The news of Amazon’s interest in MGM studio comes just hours after AT&T reached a deal to spinoff WarnerMedia in a merger with Discovery. With multiple media companies launching their own streaming services, pressure is mounting among the industry’s biggest companies to acquire smaller studios and media entities in an effort to increase the amount of content they can offer to customers.
Since classic films and TV shows provide an easy way to bolster a streamer’s content pool, studios like MGM studio, which holds one of the largest film archives in the industry thanks to its status as one of Hollywood’s oldest studios, a major target as media consolidation ramps up. In addition to the James Bond and “Rocky” franchises,” MGM studio produces TV hits such as “The Handmaid’s Tale” and “Vikings” as well as reality TV shows like “Survivor” and “The Voice.” The studio’s library includes a 4,000 film titles and 17,000 hours of TV programming.

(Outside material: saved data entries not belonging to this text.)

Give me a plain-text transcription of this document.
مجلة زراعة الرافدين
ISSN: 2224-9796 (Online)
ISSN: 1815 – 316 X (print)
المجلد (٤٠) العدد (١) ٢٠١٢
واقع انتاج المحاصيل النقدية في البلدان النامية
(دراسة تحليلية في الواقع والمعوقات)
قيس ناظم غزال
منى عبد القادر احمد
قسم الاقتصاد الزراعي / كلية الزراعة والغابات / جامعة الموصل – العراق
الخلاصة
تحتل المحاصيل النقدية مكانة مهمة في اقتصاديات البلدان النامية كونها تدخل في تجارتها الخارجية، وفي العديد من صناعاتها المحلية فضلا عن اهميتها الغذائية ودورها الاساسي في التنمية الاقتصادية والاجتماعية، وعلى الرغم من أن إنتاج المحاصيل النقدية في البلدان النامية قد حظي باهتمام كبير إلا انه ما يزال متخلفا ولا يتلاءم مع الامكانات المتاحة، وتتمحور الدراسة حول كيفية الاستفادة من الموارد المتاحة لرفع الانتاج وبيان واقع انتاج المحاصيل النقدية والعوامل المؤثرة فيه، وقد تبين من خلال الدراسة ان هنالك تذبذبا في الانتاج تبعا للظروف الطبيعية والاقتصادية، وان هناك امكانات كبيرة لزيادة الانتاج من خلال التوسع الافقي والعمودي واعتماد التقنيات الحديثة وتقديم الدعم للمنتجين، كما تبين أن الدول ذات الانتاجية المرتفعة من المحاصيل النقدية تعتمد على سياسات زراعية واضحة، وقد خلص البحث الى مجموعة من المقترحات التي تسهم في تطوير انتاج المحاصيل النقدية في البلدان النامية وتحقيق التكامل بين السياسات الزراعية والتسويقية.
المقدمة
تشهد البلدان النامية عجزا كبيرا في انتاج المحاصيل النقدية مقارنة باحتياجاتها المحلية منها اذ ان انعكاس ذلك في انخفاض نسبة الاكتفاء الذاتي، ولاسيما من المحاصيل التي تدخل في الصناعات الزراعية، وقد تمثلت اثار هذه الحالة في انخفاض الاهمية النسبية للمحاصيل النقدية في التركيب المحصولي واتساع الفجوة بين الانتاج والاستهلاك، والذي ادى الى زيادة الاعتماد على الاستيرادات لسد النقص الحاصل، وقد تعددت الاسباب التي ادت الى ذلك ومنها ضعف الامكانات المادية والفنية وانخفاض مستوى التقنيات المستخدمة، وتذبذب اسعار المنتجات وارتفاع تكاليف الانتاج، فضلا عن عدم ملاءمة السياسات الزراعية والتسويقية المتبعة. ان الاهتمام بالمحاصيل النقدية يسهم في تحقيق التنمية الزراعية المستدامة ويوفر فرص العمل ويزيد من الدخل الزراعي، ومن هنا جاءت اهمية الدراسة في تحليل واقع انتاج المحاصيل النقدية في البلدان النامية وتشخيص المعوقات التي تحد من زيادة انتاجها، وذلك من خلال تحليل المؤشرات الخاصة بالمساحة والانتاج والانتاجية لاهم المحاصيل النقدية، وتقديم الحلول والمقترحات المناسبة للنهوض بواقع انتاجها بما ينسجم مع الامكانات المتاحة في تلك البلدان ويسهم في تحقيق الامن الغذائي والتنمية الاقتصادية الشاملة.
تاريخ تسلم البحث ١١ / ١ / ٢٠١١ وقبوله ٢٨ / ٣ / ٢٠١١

Amazon, meanwhile, has been rapidly building its media division, having spent $11 billion in 2020 on movies, TV shows, and music for its Amazon Prime service. In addition, the company recently arranged for Jeff Blackburn, who had departed Amazon this past February, to return next month as SVP of a new media division that will encompass all of the company’s media services, including Amazon Prime, Twitch, Audible, and Amazon Studios.